Another major piece of the story came with the discovery of a postcard that Picasso allegedly sent to Hemingway in September 1954. At this point, Picasso was living in Vallauris on the Cote d’Azur, where he developed a relationship with the famous Madoura pottery studio. The postcard simply reads: “Para Hemingway, para siempre” (to Hemingway, forever). There is a small drawing of a woman in the top right corner, presumably by Picasso, but there is no postmark on the card, which Carroll suggests could mean it was sent inside a crate—with the ceramic tiles.
Before he died, Kough attempted to establish some sort of provenance, at least trying to prove that Hemingway had once owned the work. For this, he secured video testimony from René Villarreal, Hemingway’s housekeeper whom the writer looked upon as his adopted son. In the video, Villarreal says he recognised the piece immediately, saying that Hemingway often kept it wrapped in a bullfighter’s cloak. Villarreal also signed an affidavit stating he saw Hemingway show it off to multiple people, calling it “my Picasso”.
In a bid to corroborate Villarreal’s account, Carroll tracked down Colette Hemingway, who is married to Ernest’s grandson, Sean. As an art historian, Colette Hemingway has her reservations about the ceramic: “It doesn’t look like anything that I have seen at the Picasso museums,” she says. Nonetheless, she believes Villarreal’s assertion that it was housed in the Finca. Her advice? Take it to Sotheby’s.

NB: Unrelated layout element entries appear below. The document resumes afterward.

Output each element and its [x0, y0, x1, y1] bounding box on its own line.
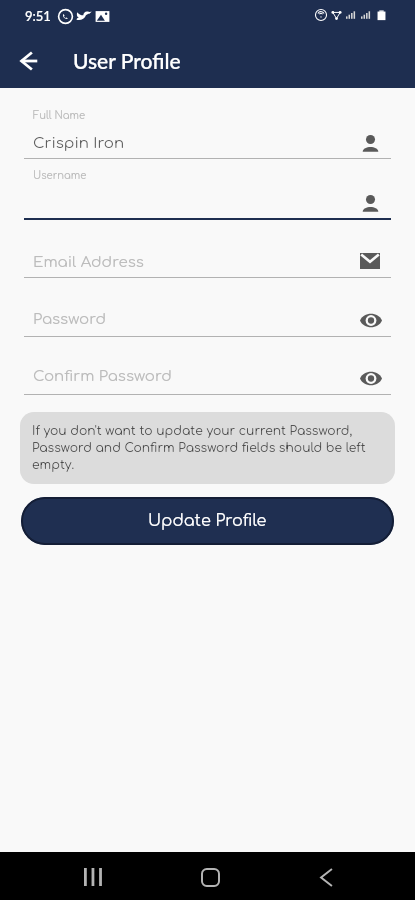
staticText: Crispin Iron — [33, 135, 125, 152]
staticText: Update Profile — [148, 512, 267, 530]
staticText: Full Name — [33, 110, 86, 121]
button[interactable]: Back — [304, 857, 348, 897]
staticText: 9:51 — [25, 8, 51, 24]
button[interactable]: Show password — [358, 365, 384, 391]
button[interactable]: Show password — [358, 307, 384, 333]
staticText: User Profile — [73, 48, 181, 73]
staticText: Email Address — [33, 254, 144, 271]
button[interactable]: Recent apps — [71, 857, 115, 897]
button[interactable]: Home — [188, 857, 232, 897]
button[interactable]: Update Profile — [21, 497, 394, 545]
button[interactable]: Account — [357, 190, 383, 216]
staticText: Password — [33, 311, 107, 328]
button[interactable]: Account — [357, 130, 383, 156]
button[interactable]: Back — [0, 33, 58, 89]
button[interactable]: Email — [357, 248, 383, 274]
staticText: If you don't want to update your current… — [32, 424, 381, 472]
staticText: Confirm Password — [33, 368, 172, 385]
staticText: Username — [33, 170, 87, 181]
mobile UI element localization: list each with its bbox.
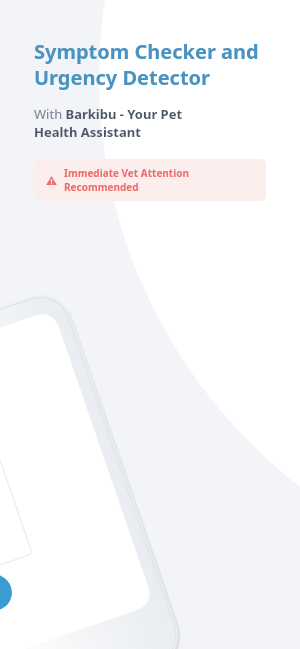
staticText: Symptom Checker and Urgency Detector xyxy=(34,38,259,91)
other: Warning xyxy=(46,175,57,186)
button[interactable]: Warning xyxy=(34,159,266,201)
staticText: Immediate Vet Attention Recommended xyxy=(64,166,254,194)
staticText: With Barkibu - Your Pet Health Assistant xyxy=(34,105,183,141)
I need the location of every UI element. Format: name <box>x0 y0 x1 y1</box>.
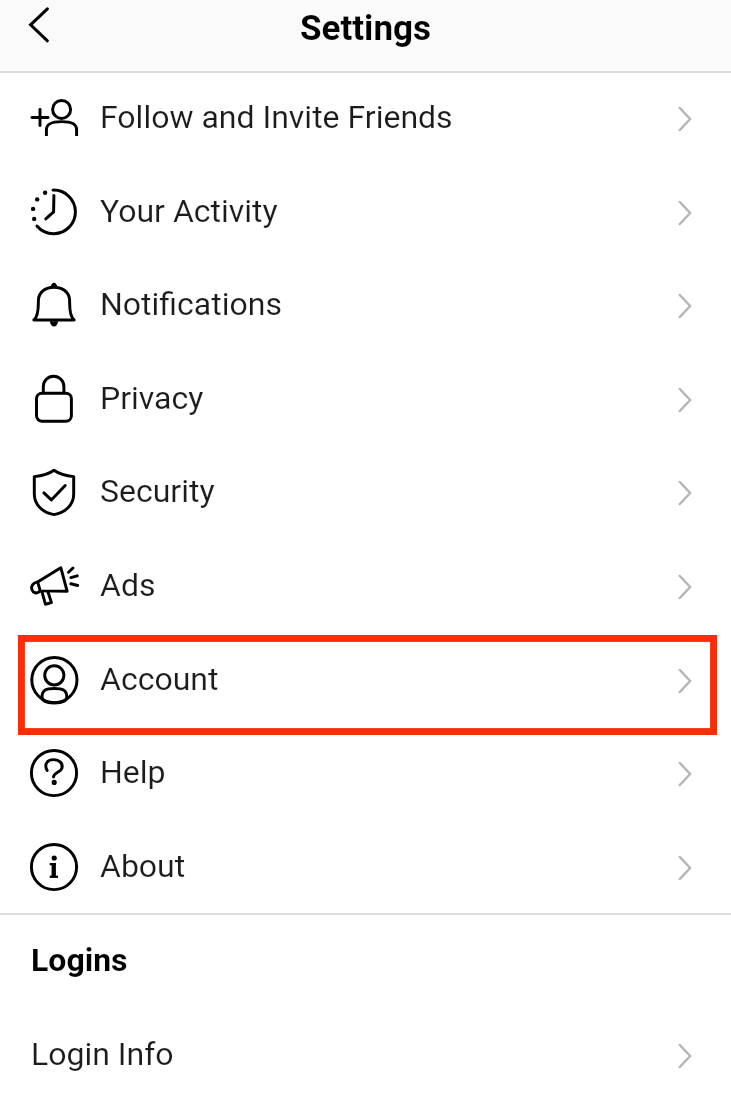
button[interactable]: Help <box>0 726 731 820</box>
button[interactable]: Notifications <box>0 258 731 352</box>
staticText: Settings <box>0 8 731 49</box>
button[interactable]: Your Activity <box>0 165 731 259</box>
staticText: Ads <box>100 566 156 604</box>
staticText: Privacy <box>100 379 204 417</box>
staticText: Help <box>100 753 166 791</box>
staticText: Login Info <box>31 1035 174 1073</box>
staticText: Notifications <box>100 285 282 323</box>
staticText: Security <box>100 472 215 510</box>
staticText: About <box>100 847 186 885</box>
button[interactable]: Follow and Invite Friends <box>0 71 731 165</box>
staticText: Follow and Invite Friends <box>100 98 453 136</box>
button[interactable]: Login Info <box>0 1008 731 1102</box>
button[interactable]: Account <box>0 633 731 727</box>
button[interactable]: Back <box>9 0 67 60</box>
button[interactable]: About <box>0 820 731 914</box>
button[interactable]: Security <box>0 445 731 539</box>
staticText: Logins <box>31 941 128 979</box>
button[interactable]: Ads <box>0 539 731 633</box>
staticText: Account <box>100 660 219 698</box>
button[interactable]: Privacy <box>0 352 731 446</box>
staticText: Your Activity <box>100 192 278 230</box>
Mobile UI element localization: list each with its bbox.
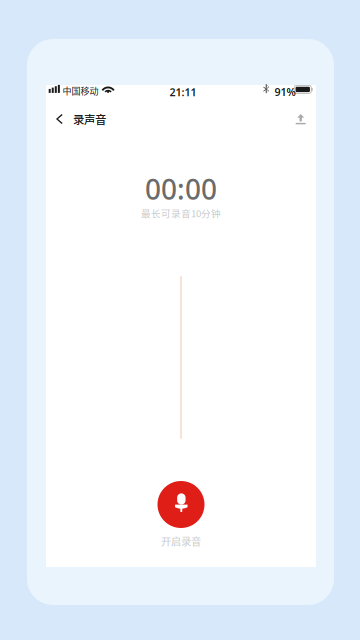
button[interactable]: 开启录音 xyxy=(126,481,236,547)
staticText: 21:11 xyxy=(170,85,196,99)
staticText: 00:00 xyxy=(145,170,217,208)
button[interactable]: Upload xyxy=(285,105,316,133)
staticText: 91% xyxy=(274,85,295,99)
button[interactable]: 录声音 xyxy=(46,105,118,133)
staticText: 中国移动 xyxy=(62,84,98,97)
staticText: 录声音 xyxy=(73,111,106,127)
staticText: 开启录音 xyxy=(161,534,201,548)
staticText: 最长可录音10分钟 xyxy=(141,206,221,220)
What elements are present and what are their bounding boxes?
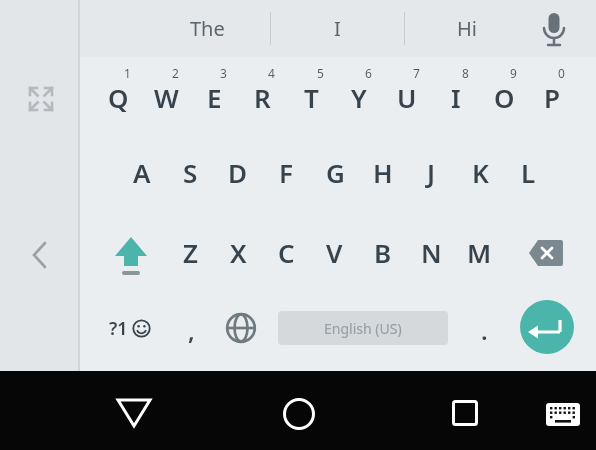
button[interactable]: E — [190, 69, 238, 125]
staticText: ?1 — [109, 316, 128, 341]
button[interactable] — [522, 228, 570, 276]
staticText: Y — [351, 80, 367, 115]
button[interactable]: K — [456, 144, 504, 200]
staticText: 8 — [462, 65, 469, 81]
button[interactable]: J — [407, 144, 455, 200]
staticText: Hi — [457, 15, 477, 42]
staticText: 3 — [220, 65, 227, 81]
staticText: M — [467, 235, 492, 270]
button[interactable] — [520, 300, 574, 354]
button[interactable] — [110, 389, 158, 437]
button[interactable] — [24, 237, 56, 273]
staticText: H — [373, 155, 393, 190]
staticText: J — [427, 155, 436, 190]
staticText: Z — [183, 235, 198, 270]
button[interactable]: P — [528, 69, 576, 125]
staticText: O — [494, 80, 515, 115]
button[interactable] — [534, 8, 574, 52]
button[interactable]: F — [262, 144, 310, 200]
button[interactable]: Q — [94, 69, 142, 125]
staticText: U — [397, 80, 417, 115]
staticText: W — [154, 80, 179, 115]
staticText: 6 — [365, 65, 372, 81]
staticText: 1 — [124, 65, 131, 81]
staticText: 2 — [172, 65, 179, 81]
button[interactable]: The — [152, 0, 262, 56]
button[interactable] — [541, 395, 585, 431]
staticText: I — [334, 15, 341, 42]
staticText: X — [230, 235, 247, 270]
button[interactable]: S — [166, 144, 214, 200]
staticText: . — [481, 314, 488, 347]
button[interactable]: ?1 — [90, 300, 146, 356]
staticText: K — [472, 155, 489, 190]
staticText: I — [451, 80, 461, 115]
button[interactable]: N — [407, 224, 455, 280]
button[interactable]: T — [287, 69, 335, 125]
button[interactable]: H — [359, 144, 407, 200]
staticText: T — [304, 80, 319, 115]
staticText: L — [521, 155, 536, 190]
staticText: C — [278, 235, 295, 270]
staticText: 9 — [510, 65, 517, 81]
button[interactable]: W — [142, 69, 190, 125]
button[interactable]: I — [432, 69, 480, 125]
button[interactable]: X — [214, 224, 262, 280]
staticText: 4 — [268, 65, 275, 81]
button[interactable]: L — [504, 144, 552, 200]
staticText: Q — [108, 80, 129, 115]
staticText: A — [133, 155, 151, 190]
button[interactable] — [275, 390, 323, 438]
staticText: D — [228, 155, 248, 190]
staticText: V — [326, 235, 343, 270]
button[interactable]: B — [359, 224, 407, 280]
button[interactable]: Z — [166, 224, 214, 280]
button[interactable]: M — [455, 224, 503, 280]
button[interactable]: G — [311, 144, 359, 200]
button[interactable]: R — [238, 69, 286, 125]
staticText: 7 — [413, 65, 420, 81]
button[interactable]: D — [214, 144, 262, 200]
button[interactable]: C — [262, 224, 310, 280]
staticText: F — [279, 155, 293, 190]
staticText: E — [207, 80, 222, 115]
button[interactable]: I — [282, 0, 392, 56]
staticText: B — [374, 235, 392, 270]
button[interactable]: U — [383, 69, 431, 125]
button[interactable]: , — [171, 302, 211, 358]
button[interactable] — [27, 85, 55, 113]
staticText: R — [254, 80, 271, 115]
button[interactable]: . — [464, 302, 504, 358]
button[interactable]: V — [310, 224, 358, 280]
button[interactable] — [441, 389, 489, 437]
staticText: P — [544, 80, 560, 115]
staticText: S — [183, 155, 198, 190]
staticText: English (US) — [324, 319, 402, 338]
button[interactable]: O — [480, 69, 528, 125]
staticText: 5 — [317, 65, 324, 81]
button[interactable]: Hi — [417, 0, 517, 56]
staticText: The — [190, 15, 225, 42]
staticText: G — [326, 155, 345, 190]
staticText: 0 — [558, 65, 565, 81]
staticText: , — [188, 314, 195, 347]
button[interactable]: Y — [335, 69, 383, 125]
button[interactable]: A — [118, 144, 166, 200]
button[interactable] — [107, 228, 155, 280]
button[interactable] — [219, 306, 263, 350]
staticText: N — [421, 235, 442, 270]
button[interactable]: English (US) — [278, 311, 448, 345]
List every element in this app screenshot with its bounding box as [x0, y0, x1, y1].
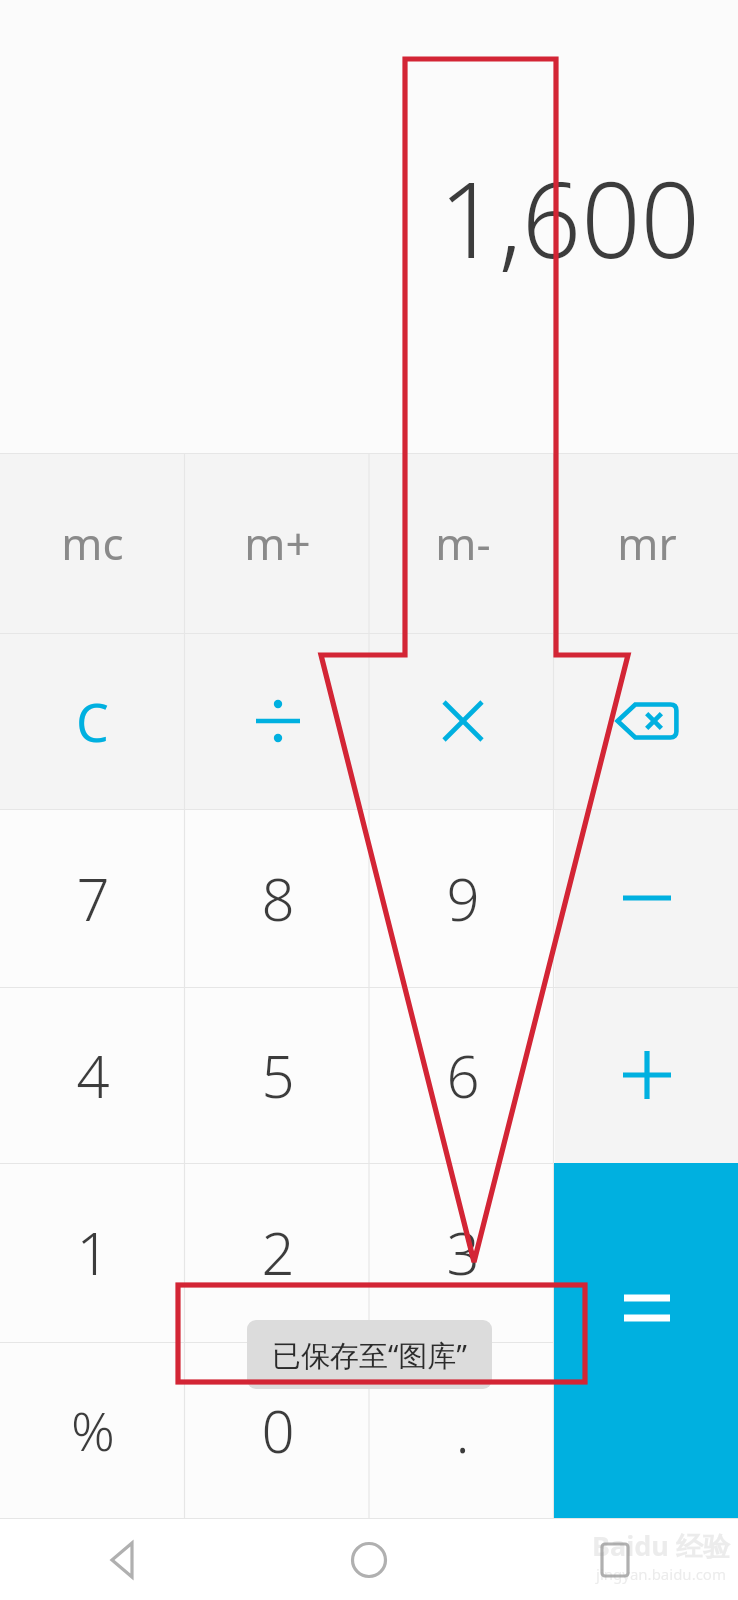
staticText: 已保存至“图库”	[272, 1335, 467, 1375]
button[interactable]: m+	[185, 453, 370, 633]
staticText: 8	[261, 859, 295, 938]
other: Minus	[619, 870, 675, 926]
button[interactable]: mr	[555, 453, 738, 633]
other: Backspace	[612, 686, 682, 756]
button[interactable]: 4	[0, 987, 185, 1163]
staticText: 3	[446, 1213, 480, 1292]
button[interactable]: Multiply	[370, 633, 555, 809]
other: Multiply	[435, 693, 491, 749]
button[interactable]: Recents	[492, 1519, 738, 1600]
button[interactable]: 8	[185, 809, 370, 987]
button[interactable]: Divide	[185, 633, 370, 809]
staticText: 0	[261, 1391, 295, 1470]
button[interactable]: m-	[370, 453, 555, 633]
button[interactable]: 3	[370, 1163, 555, 1342]
button[interactable]: C	[0, 633, 185, 809]
other: Divide	[250, 693, 306, 749]
staticText: Baidu 经验	[592, 1527, 730, 1564]
staticText: mc	[61, 513, 124, 573]
staticText: C	[76, 686, 109, 757]
button[interactable]: .	[370, 1342, 555, 1518]
button[interactable]: Backspace	[555, 633, 738, 809]
button[interactable]: Minus	[555, 809, 738, 987]
button[interactable]: 9	[370, 809, 555, 987]
staticText: 1	[76, 1213, 110, 1292]
staticText: 5	[261, 1036, 295, 1115]
staticText: 4	[76, 1036, 110, 1115]
button[interactable]: 2	[185, 1163, 370, 1342]
button[interactable]: 6	[370, 987, 555, 1163]
button[interactable]: 5	[185, 987, 370, 1163]
staticText: 9	[446, 859, 480, 938]
other: Plus	[619, 1047, 675, 1103]
button[interactable]: Home	[246, 1519, 492, 1600]
button[interactable]: mc	[0, 453, 185, 633]
button[interactable]: 1	[0, 1163, 185, 1342]
staticText: m-	[435, 513, 491, 573]
staticText: jingyan.baidu.com	[596, 1564, 726, 1584]
staticText: mr	[617, 513, 677, 573]
staticText: .	[455, 1391, 470, 1470]
button[interactable]: Back	[0, 1519, 246, 1600]
staticText: 2	[261, 1213, 295, 1292]
staticText: m+	[244, 513, 311, 573]
staticText: 6	[446, 1036, 480, 1115]
button[interactable]: 7	[0, 809, 185, 987]
staticText: 1,600	[439, 147, 700, 289]
button[interactable]: 0	[185, 1342, 370, 1518]
button[interactable]: Equals	[554, 1163, 738, 1518]
staticText: %	[71, 1393, 115, 1467]
button[interactable]: Plus	[555, 987, 738, 1163]
button[interactable]: %	[0, 1342, 185, 1518]
staticText: 7	[76, 859, 110, 938]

It is here the podcast concludes, with an episode (due to air on 6 December) featuring Michelle McMullan, a Christie's specialist who had overseen a sale of Picasso ceramics at the auction house in 2012. Carroll refuses to be drawn on their verdicts, but says: “I came into this 100% believing that not one ounce of the story was true. At this point, I would be equally surprised to find out that the ceramic was a fake as I would be to find out that it’s real.”